What are the species of fish its in with? Very few will be safe if they are within size range of or smaller than the cray. Generally they are considered non-community, you might find your riding your luck on this one. Most people who have then usually are, and they don't realise it or believe it until one day they wake up to find the cray has made a kill in the night, and is chewing a beloved fish in front of you.
I have 2 Golden Gouramis (think thats spelt right) one is about 3" long and the other 1 1/2" long and 2 scavengers one is about 3" long and the other is 5" long. I'd love to attach a photo but it won't upload, I don't know where the problem is I usually have no problem. Thanks
Nobody ever does until they get one , and then its too late. Moral being, pre-empt problems don't ride luck. I can only explain it so many ways. Its a big cray, a total omnivore, in a tank with lots of soft bodied creatures it could kill if it takes a mind to, and by experience, many crayfish do just that.

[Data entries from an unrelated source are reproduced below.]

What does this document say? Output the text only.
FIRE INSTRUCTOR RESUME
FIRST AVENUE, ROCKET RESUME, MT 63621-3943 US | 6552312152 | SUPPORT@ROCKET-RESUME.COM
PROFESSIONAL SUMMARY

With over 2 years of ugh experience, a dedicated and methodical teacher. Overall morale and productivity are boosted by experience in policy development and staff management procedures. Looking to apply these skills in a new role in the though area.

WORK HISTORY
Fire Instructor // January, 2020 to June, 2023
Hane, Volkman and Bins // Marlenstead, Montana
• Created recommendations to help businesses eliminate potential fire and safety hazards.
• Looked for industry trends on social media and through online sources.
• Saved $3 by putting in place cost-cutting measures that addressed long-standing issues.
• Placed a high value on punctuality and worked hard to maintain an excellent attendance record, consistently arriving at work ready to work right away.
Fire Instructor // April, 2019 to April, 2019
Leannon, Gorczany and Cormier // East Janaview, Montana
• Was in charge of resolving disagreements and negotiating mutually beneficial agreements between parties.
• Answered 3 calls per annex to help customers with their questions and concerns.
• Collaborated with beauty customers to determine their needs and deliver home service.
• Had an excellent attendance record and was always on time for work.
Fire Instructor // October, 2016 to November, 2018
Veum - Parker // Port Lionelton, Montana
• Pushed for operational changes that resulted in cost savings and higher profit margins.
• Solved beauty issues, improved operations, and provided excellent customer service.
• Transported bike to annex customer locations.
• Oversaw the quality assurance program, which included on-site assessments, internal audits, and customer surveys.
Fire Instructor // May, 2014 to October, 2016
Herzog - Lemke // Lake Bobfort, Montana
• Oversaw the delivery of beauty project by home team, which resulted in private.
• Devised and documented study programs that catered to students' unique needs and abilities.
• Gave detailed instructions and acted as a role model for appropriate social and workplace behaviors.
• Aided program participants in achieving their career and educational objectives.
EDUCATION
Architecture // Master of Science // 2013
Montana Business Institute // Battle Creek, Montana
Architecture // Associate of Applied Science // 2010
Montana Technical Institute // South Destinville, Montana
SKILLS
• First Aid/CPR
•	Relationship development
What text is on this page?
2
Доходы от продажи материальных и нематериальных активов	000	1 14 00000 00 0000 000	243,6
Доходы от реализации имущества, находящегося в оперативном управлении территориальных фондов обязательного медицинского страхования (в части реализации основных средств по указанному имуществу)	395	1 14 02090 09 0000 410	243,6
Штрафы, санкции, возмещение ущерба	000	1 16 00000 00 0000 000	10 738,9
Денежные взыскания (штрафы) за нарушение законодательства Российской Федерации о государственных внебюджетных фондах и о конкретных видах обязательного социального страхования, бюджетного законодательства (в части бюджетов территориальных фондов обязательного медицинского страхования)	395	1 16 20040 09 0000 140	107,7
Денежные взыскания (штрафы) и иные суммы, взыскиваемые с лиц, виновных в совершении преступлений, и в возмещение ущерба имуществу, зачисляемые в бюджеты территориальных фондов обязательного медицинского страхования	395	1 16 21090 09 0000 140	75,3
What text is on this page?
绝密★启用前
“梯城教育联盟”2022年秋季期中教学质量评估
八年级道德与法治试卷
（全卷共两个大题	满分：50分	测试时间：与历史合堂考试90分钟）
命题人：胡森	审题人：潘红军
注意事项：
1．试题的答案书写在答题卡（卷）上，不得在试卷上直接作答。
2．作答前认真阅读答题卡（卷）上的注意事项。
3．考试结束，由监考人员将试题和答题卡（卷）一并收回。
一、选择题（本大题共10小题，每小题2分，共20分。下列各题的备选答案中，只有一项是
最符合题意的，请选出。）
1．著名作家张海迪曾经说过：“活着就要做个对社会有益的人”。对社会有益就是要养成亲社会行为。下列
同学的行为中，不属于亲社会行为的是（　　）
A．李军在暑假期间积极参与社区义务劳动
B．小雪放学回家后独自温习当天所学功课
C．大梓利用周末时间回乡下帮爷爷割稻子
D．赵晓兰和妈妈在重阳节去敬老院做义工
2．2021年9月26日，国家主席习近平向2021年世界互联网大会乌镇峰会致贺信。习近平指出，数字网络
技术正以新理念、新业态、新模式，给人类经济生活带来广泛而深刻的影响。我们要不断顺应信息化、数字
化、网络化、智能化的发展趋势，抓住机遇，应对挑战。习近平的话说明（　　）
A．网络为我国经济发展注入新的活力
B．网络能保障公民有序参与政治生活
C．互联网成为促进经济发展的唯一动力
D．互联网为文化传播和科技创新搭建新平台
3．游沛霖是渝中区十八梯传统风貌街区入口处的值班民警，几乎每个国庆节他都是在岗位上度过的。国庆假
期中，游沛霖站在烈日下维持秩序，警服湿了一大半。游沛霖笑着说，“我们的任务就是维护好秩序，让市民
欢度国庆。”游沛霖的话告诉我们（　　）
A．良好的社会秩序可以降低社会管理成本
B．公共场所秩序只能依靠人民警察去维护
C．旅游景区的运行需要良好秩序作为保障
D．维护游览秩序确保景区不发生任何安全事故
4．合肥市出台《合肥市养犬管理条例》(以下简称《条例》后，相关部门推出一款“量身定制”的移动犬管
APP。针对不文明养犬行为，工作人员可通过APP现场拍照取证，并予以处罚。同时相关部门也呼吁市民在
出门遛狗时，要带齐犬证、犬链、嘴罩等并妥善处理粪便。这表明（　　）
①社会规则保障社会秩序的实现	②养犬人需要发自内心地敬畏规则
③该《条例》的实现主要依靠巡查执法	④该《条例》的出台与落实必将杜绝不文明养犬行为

You can't say you did'nt go forward without that knowledge passed on to you.If you get a fish eaten because you did'nt listen then thats your responsibility, I can do no more. A crayfish has primitive , primordial instincts to take advantage of feeding opportunities. Size may have prohibited it from taking fish so far, but that won't last forever. Just because you don't have a problem now doesnt mean you wont't have one in the near future, thats what i'm trying hard to tell you. I'm not saying it for laughs, i'm trying to stop you from getting an undesired fish death.
Theres nothing in your tank too big for a cherax cray or marron to take out. When the mood takes him, he'll dispatch them with ease, and usually at night. You don't keep species together where that can happen, its fundamentally neglectful care, like it or not. You can choose to ignore it, or do something about it. A good fishkeeper would do something about it before it happens. If the fish matter to you, you'll give it some thought. Denial of the problem won't make it go away. A severe risk is being run here, theres no avoiding it.